Rusty McCommas, owner of Evergreen Lawn & Landscape, stepped away from nearly two decades in corporate America to buy a lawn care company — an industry he didn’t even know — with one bold mission: build an employee-first business. Since acquiring Evergreen in 2018, Rusty’s culture-first philosophy helped transform the company from $1.8M in revenue into a projected $5.5M in 2025. How? By treating his team like the greatest assets they are.

Culture is energy — are your team members excited to show up?

For Rusty, culture isn’t a tagline, it’s evident in that core daily feeling: do you walk in excited to work or dreading it? That simple lens can help you evaluate whether your workplace inspires or drains employees.

View labor as an investment, not just an expense

A shift in mindset is essential. Rusty urges leaders to track ROI on people (e.g., lower turnover, referrals, productivity), not just look at the dollar amount of payroll. This change alone can transform how you invest in your team’s future.

Small culture-building rituals create big impact

Some standout ideas that Evergreen rolled out:

  • Quarterly cookouts with tacos, tres leches cake, and birthday shout-outs

  • Sarcastic, light-hearted office traditions grounded in one of their core values: “We take our job seriously - ourselves, not so much.”

  • Even something as simple as greeting your coworkers with a “Good morning” earns trust and connection.

Core values aren’t posters, they’re non-negotiable filters

After defining core values, Evergreen reinforced them in hiring: “If you don’t align, you won’t last long here.” From the first interview to your desk, culture expectations are crystal clear.

Scale culture deliberately; hire slow, fire fast

As the company grew, Rusty leaned into EOS (Entrepreneurial Operating System) to clarify roles, metrics, and disciplines.
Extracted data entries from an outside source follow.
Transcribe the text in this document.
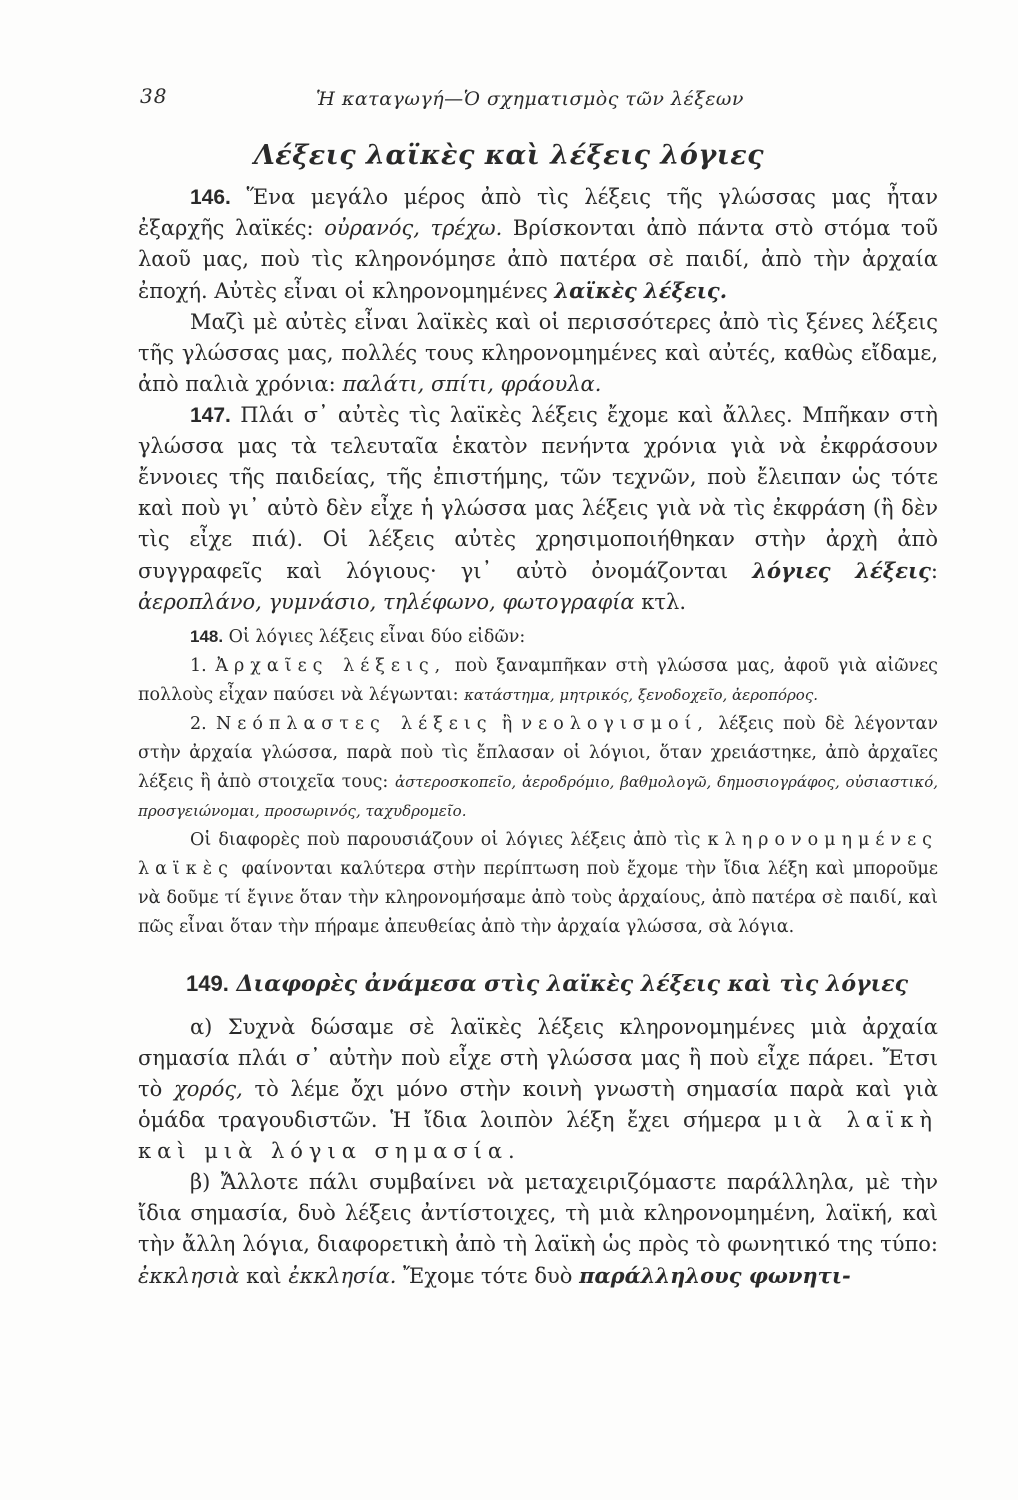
38	Ἡ καταγωγή—Ὁ σχηματισμὸς τῶν λέξεων
Λέξεις λαϊκὲς καὶ λέξεις λόγιες

146. Ἕνα μεγάλο μέρος ἀπὸ τὶς λέξεις τῆς γλώσσας μας ἦταν ἐξαρχῆς λαϊκές: οὐρανός, τρέχω. Βρίσκονται ἀπὸ πάντα στὸ στόμα τοῦ λαοῦ μας, ποὺ τὶς κληρονόμησε ἀπὸ πατέρα σὲ παιδί, ἀπὸ τὴν ἀρχαία ἐποχή. Αὐτὲς εἶναι οἱ κληρονομημένες λαϊκὲς λέξεις.

Μαζὶ μὲ αὐτὲς εἶναι λαϊκὲς καὶ οἱ περισσότερες ἀπὸ τὶς ξένες λέξεις τῆς γλώσσας μας, πολλές τους κληρονομημένες καὶ αὐτές, καθὼς εἴδαμε, ἀπὸ παλιὰ χρόνια: παλάτι, σπίτι, φράουλα.

147. Πλάι σ᾿ αὐτὲς τὶς λαϊκὲς λέξεις ἔχομε καὶ ἄλλες. Μπῆκαν στὴ γλώσσα μας τὰ τελευταῖα ἑκατὸν πενήντα χρόνια γιὰ νὰ ἐκφράσουν ἔννοιες τῆς παιδείας, τῆς ἐπιστήμης, τῶν τεχνῶν, ποὺ ἔλειπαν ὡς τότε καὶ ποὺ γι᾿ αὐτὸ δὲν εἶχε ἡ γλώσσα μας λέξεις γιὰ νὰ τὶς ἐκφράση (ἢ δὲν τὶς εἶχε πιά). Οἱ λέξεις αὐτὲς χρησιμοποιήθηκαν στὴν ἀρχὴ ἀπὸ συγγραφεῖς καὶ λόγιους· γι᾿ αὐτὸ ὀνομάζονται λόγιες λέξεις: ἀεροπλάνο, γυμνάσιο, τηλέφωνο, φωτογραφία κτλ.

148. Οἱ λόγιες λέξεις εἶναι δύο εἰδῶν:

1. Ἀρχαῖες λέξεις, ποὺ ξαναμπῆκαν στὴ γλώσσα μας, ἀφοῦ γιὰ αἰῶνες πολλοὺς εἶχαν παύσει νὰ λέγωνται: κατάστημα, μητρικός, ξενοδοχεῖο, ἀεροπόρος.

2. Νεόπλαστες λέξεις ἢ νεολογισμοί, λέξεις ποὺ δὲ λέγονταν στὴν ἀρχαία γλώσσα, παρὰ ποὺ τὶς ἔπλασαν οἱ λόγιοι, ὅταν χρειάστηκε, ἀπὸ ἀρχαῖες λέξεις ἢ ἀπὸ στοιχεῖα τους: ἀστεροσκοπεῖο, ἀεροδρόμιο, βαθμολογῶ, δημοσιογράφος, οὐσιαστικό, προσγειώνομαι, προσωρινός, ταχυδρομεῖο.

Οἱ διαφορὲς ποὺ παρουσιάζουν οἱ λόγιες λέξεις ἀπὸ τὶς κληρονομημένες λαϊκὲς φαίνονται καλύτερα στὴν περίπτωση ποὺ ἔχομε τὴν ἴδια λέξη καὶ μποροῦμε νὰ δοῦμε τί ἔγινε ὅταν τὴν κληρονομήσαμε ἀπὸ τοὺς ἀρχαίους, ἀπὸ πατέρα σὲ παιδί, καὶ πῶς εἶναι ὅταν τὴν πήραμε ἀπευθείας ἀπὸ τὴν ἀρχαία γλώσσα, σὰ λόγια.

149. Διαφορὲς ἀνάμεσα στὶς λαϊκὲς λέξεις καὶ τὶς λόγιες

α) Συχνὰ δώσαμε σὲ λαϊκὲς λέξεις κληρονομημένες μιὰ ἀρχαία σημασία πλάι σ᾿ αὐτὴν ποὺ εἶχε στὴ γλώσσα μας ἢ ποὺ εἶχε πάρει. Ἔτσι τὸ χορός, τὸ λέμε ὄχι μόνο στὴν κοινὴ γνωστὴ σημασία παρὰ καὶ γιὰ ὁμάδα τραγουδιστῶν. Ἡ ἴδια λοιπὸν λέξη ἔχει σήμερα μιὰ λαϊκὴ καὶ μιὰ λόγια σημασία.

β) Ἄλλοτε πάλι συμβαίνει νὰ μεταχειριζόμαστε παράλληλα, μὲ τὴν ἴδια σημασία, δυὸ λέξεις ἀντίστοιχες, τὴ μιὰ κληρονομημένη, λαϊκή, καὶ τὴν ἄλλη λόγια, διαφορετικὴ ἀπὸ τὴ λαϊκὴ ὡς πρὸς τὸ φωνητικό της τύπο: ἐκκλησιὰ καὶ ἐκκλησία. Ἔχομε τότε δυὸ παράλληλους φωνητι-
Having the right person in the right seat is crucial, and tough conversations must happen quickly to protect the entire team’s momentum.

Transparency + overcommunication = culture preservation

During growing pains, including firings, Rusty leaned into honest communication and explaining the why behind the decision to his team. This level of transparency kept trust intact even in difficult times.

Measure what matters and hold everyone accountable

Once Evergreen tracked a 40% call abandonment rate, they cut it in half by making it visible in weekly meetings. Performance metrics aligned with core values give people ownership and clarity about where they stand.

Build culture by joining peer groups

Rusty credits much of what he’s implemented to insights from peer networks. If you're looking to raise your culture game, joining a peer group is a powerful start.

Culture dies when toxicity stays, so act fast

Rusty calls negative influences the “cancer” of workplace culture. He learned that keeping misaligned or toxic team members around, even if well-intentioned, only brings down morale. Swift, humane exits are in service of the team.

Final Thought

Evergreen’s journey is proof that investing in your people pays massive dividends. Culture isn’t optional, it’s the foundation that allows your business to scale ethically and effectively. Want to start making culture your competitive advantage? Begin with these nine ideas - and act today.